Grover especially liked covering Franklin D. Roosevelt when he came to town, first as governor of New York and then as president of the United States.

“And so my father always managed to be there,” Clara said. “He had a press pass, and he would call out. … He called him governor.”

Clara said she remembers traveling with her father to Crown Point to cover the opening of the Lake Champlain bridge to Vermont on Aug. 26, 1929. Roosevelt, then governor of New York, was there.

And when the III Olympic Winter Games came to Lake Placid in February 1932, Grover was there to cover many of the events, including the opening ceremony, speedskating races featuring Lake Placid resident Jack Shea winning two gold medals, and action at the bobsled run. Clara remembers going to the bobrun at Mount Van Hoevenberg with her father.

Clara currently spends part of the time living with Sam in Texas and part of the time with Ruth in Arkansas.

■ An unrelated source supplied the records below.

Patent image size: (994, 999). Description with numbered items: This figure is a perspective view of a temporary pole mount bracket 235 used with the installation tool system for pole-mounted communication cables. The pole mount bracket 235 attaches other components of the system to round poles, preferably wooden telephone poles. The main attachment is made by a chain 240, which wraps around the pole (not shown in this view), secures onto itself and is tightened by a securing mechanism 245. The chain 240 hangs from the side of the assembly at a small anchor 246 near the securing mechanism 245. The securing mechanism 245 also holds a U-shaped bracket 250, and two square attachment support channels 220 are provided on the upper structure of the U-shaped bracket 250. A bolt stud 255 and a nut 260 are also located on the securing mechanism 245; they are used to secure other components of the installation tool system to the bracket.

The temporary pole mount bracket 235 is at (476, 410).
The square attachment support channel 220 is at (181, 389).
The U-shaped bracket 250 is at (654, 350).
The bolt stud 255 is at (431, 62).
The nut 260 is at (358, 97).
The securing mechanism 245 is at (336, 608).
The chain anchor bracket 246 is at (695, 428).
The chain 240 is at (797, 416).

In July 2015, the “Antiques Roadshow” PBS television show arrived in Little Rock, Arkansas, and Clara was there with Sam, who won the lottery to bring items for an appraisal. They waited all evening, eager to show appraisers an album of Grover’s 1932 Winter Olympic photos.

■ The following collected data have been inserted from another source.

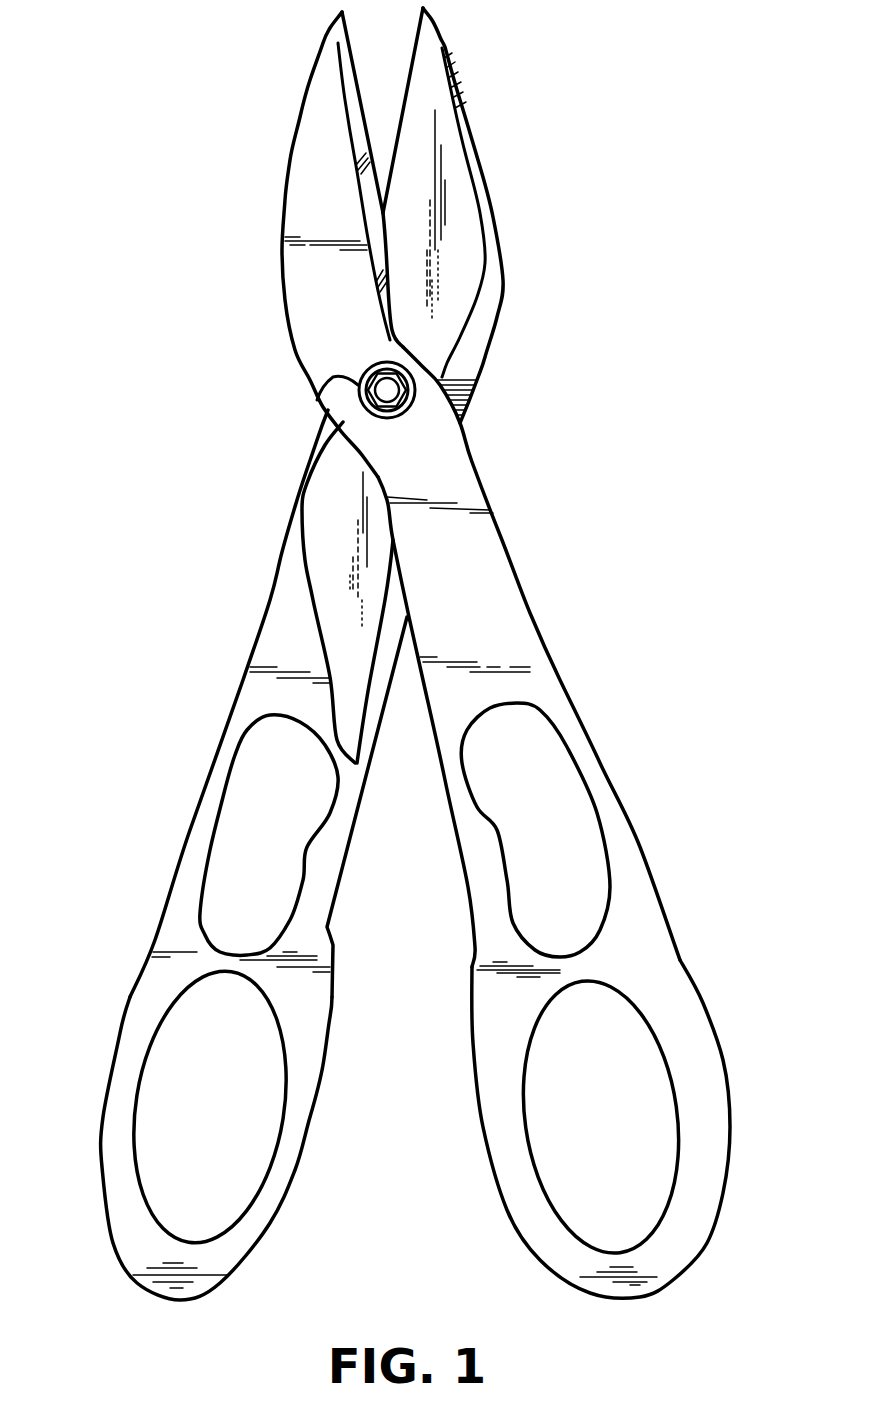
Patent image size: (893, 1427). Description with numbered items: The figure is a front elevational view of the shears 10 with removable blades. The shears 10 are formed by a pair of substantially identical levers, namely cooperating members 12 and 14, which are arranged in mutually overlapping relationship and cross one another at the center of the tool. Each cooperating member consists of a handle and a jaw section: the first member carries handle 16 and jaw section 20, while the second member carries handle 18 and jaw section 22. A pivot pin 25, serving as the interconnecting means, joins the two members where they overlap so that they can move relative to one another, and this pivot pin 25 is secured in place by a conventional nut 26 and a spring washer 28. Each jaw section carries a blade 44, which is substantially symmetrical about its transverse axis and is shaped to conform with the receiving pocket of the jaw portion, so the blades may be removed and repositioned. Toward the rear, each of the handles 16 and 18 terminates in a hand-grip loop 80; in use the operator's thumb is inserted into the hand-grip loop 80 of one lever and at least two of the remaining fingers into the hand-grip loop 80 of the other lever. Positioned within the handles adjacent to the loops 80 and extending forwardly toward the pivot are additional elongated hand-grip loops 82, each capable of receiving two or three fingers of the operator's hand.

The shears 10 is at (588, 508).
The cooperating member 12 is at (523, 641).
The cooperating member 14 is at (287, 621).
The handle 16 is at (710, 1205).
The handle 18 is at (117, 1205).
The jaw section 20 is at (487, 347).
The jaw section 22 is at (305, 313).
The pivot pin 25 is at (317, 400).
The nut 26 is at (408, 407).
The spring washer 28 is at (371, 414).
The blade 44 is at (350, 68).
The hand-grip loop 80 is at (263, 1128).
The hand-grip loop 82 is at (313, 813).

“And 8:30 at night, they’re closing down and they say, ‘Let’s film you,'” Sam said.

“Oh, I remember being there with her because I’m not at my best at 5 o’clock in the afternoon,” Clara said. “And when he said, ‘I’m sending you to the green room,’ I knew what that meant.”

Meeting with Grant Zahajko, a sports memorabilia appraiser from Grant Zahajko Auctions in Davenport, Washington, Clara learned that the 1932 Winter Olympic album could sell for $15,000 and $20,000 at auction.

“They asked me about sports and all,” Clara said. “I forgot even to tell them about Jack Shea. Now, can you imagine?”

A 1939 graduate of the Lake Placid High School, Clara eventually moved away and in 1942 married Earl Bass, a pilot in the U.S. Army Air Corps who was originally from Arkansas.

Grover closed his shop in the late 1950s and died in Lake Placid on Dec. 22, 1975 at the age of 88. His wife Hazel moved out of their Wanda Building apartment in 1990 and moved to Arkansas, where she died on Dec. 5, 1996 at the age of 99. They are both buried at Constantia Center Cemetery in Oswego County.

The gift

Clara said she was impressed with the Lake Placid-North Elba Historical Society’s care of its photo archives, specifically the Stedman and Moses Collection of glass-plate negatives. And that’s why she gave her father’s photos and glass-plate negatives to the organization.

“When we saw that you all had workshops on how to care and store glass-plate negatives, we knew this is where the collection definitely needed to be, not just because of subject matter but because we knew you guys knew how to take care of all of that,” Sam told historical society officials on Sept. 7 at the train station. “We thank you for what you are doing with all the collections you already have. It’s quite an accomplishment.”

During a short speech, the historical society’s board president, Parmelee Tolkan, thanked Clara for the gift.

“To have this wonderful gift from Clara, it just adds to our collection, and it’s just so nice of you to think of us and to bring it home to Lake Placid,” Tolkan said.

Photos from the Grover Cleveland collection are expected to be on display at the History Museum in the train station in 2024, after a two-year exhibit celebrating the centennial of the Adirondack Mountain Club and Northville-Placid Trail.